I know people who are afraid of heights. I sometimes get a sense of vertigo when I’m looking down from the edge of a skyscraper, but that’s not the same as being scared of climbing three steps up on a ladder. Maybe I know that you feel afraid, but I have no idea how you feel.
It’s incredibly frustrating because it’s so simple. All I need to do is hold my eye open just a little bit. It’s a tiny drop of liquid, nothing more. I see people put eye drops in all the time, but honestly, it makes me cringe a little, thinking about how my body would react if I tried doing it myself.
Eventually, the assistant left to go get the doctor. He came into the room and even though it had been four years since my last visit, he quickly remembered me having the same problem back then, too. “Try to hold your other eye open and look toward the ceiling.” I tried as hard as I could, but the blood started surging in my ears again while the other eyelid stayed closed tight.

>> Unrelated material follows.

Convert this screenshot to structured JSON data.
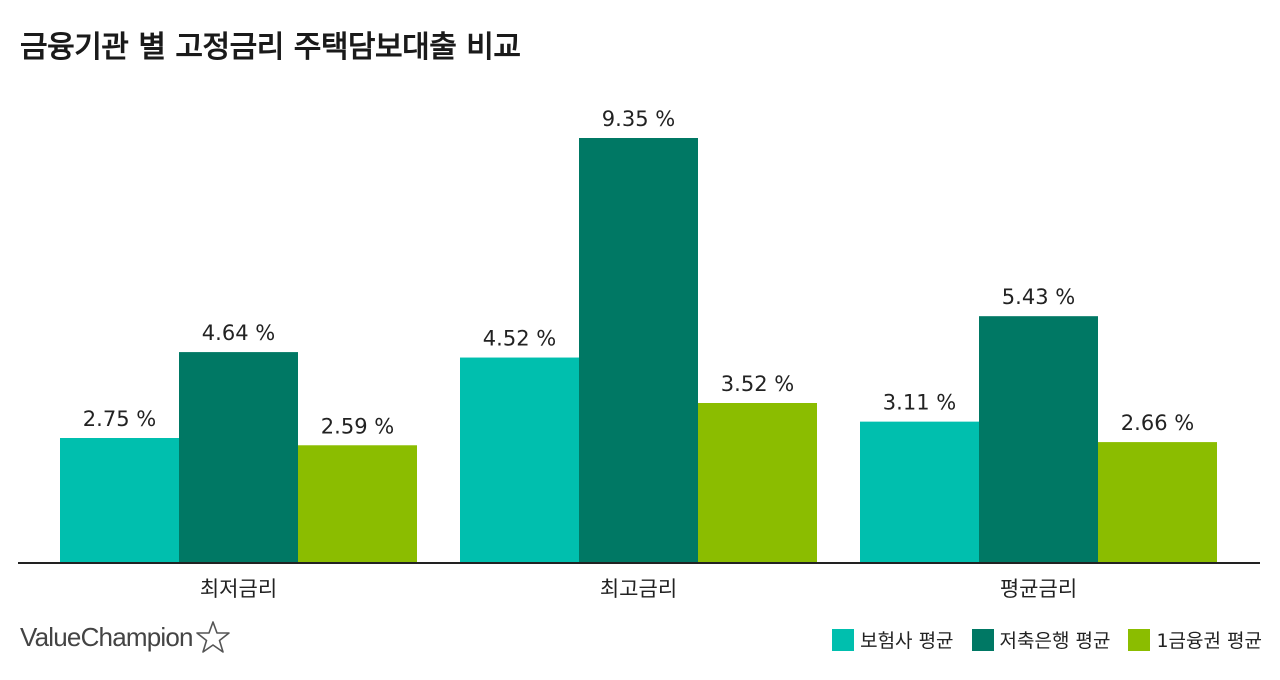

We managed to get through most of the tests that involved shining bright lights directly into my eyes. Not all, but most. He decided that was good enough. There wasn’t much point in trying to do any other tests if my eyelids were going to clamp shut every time we tried to keep them open. Ultimately, my eyelids would win. Thankfully, when my appointment was over and he handed me my new prescription, the only thing he said to me was “Say hi to your dad for me.” Much less irritating.